Some areas need to be addressed if adaptive approaches are to prosper in future, including:

Fully recognising the value of local knowledge: Paradoxically, in an approach that emphasises the importance of local context and knowledge, all three programmes were initially designed by international experts, and there is some suggestion that adaptive approaches are becoming more (not less) the province of outsiders as the practice matures. Finding ways to better ‘indigenize’ the work will be crucial.

Being wary of isomorphism: As soon as any new aid ‘fad’ takes hold, its language spreads much faster than its practice. Adaptive approaches are no exception, with programme reports liberally sprinkled with its lexicon. The lesson for donors: Caveat emptor (buyer beware).

Avoiding the toolkit temptation: The aid sector spreads ideas via tools and guidelines. But codifying an approach based on emotional intelligence, relationships and trust carries a high risk of ending up with a tick box /checklist approach that surrenders its essence in the interest of replicability.

Working With/Against the Grain: Adaptive approaches emphasise the importance of ‘working with the grain’ of existing institutions rather than attempting to transplant ideas and institutions from elsewhere. But that approach requires treading a tightrope between engagement with local structures, and the programme’s commitment to transformational change. When government and citizen groups have competing priorities, how can a programme identify whose grain to work with? When is the existing grain so damaging to the interests of poor communities that ‘working against the grain’ should be the preferred response? This dilemma was particularly evident on issues of gender equity and inclusion. Conversely, when does working against stretch the political elastic to snapping point, precipitating a deal-breaking confrontation?

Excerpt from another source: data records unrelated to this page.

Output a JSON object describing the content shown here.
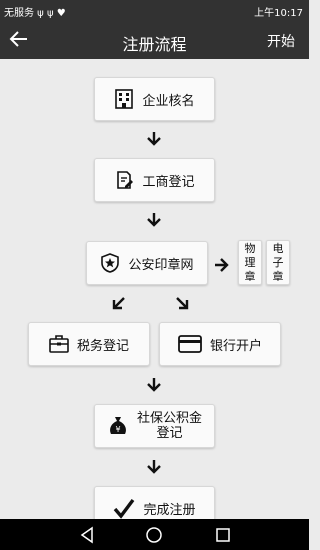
{
  "status": {
    "left": "无服务 ψ ψ ♥",
    "right": "上午10:17"
  },
  "header": {
    "title": "注册流程",
    "start_label": "开始"
  },
  "steps": {
    "name_check": "企业核名",
    "business_registration": "工商登记",
    "police_seal": "公安印章网",
    "physical_seal": [
      "物",
      "理",
      "章"
    ],
    "electronic_seal": [
      "电",
      "子",
      "章"
    ],
    "tax_registration": "税务登记",
    "bank_account": "银行开户",
    "social_security_line1": "社保公积金",
    "social_security_line2": "登记",
    "complete": "完成注册"
  },
  "colors": {
    "bar": "#323232",
    "background": "#ebebeb",
    "card": "#fafafa"
  }
}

Evolution not revolution: The case studies suggest that there is still considerable uncertainty over how to deliver programmes successfully in an adaptive way and if and how this new approach yields better development results. This is not a surprising finding. Evolution takes time and only a commitment to further trial and the space for further error will tell us whether adaptive approaches offer a way to do development not only differently, but better – in settings where fragility, conflict and violence have challenged other more traditional approaches.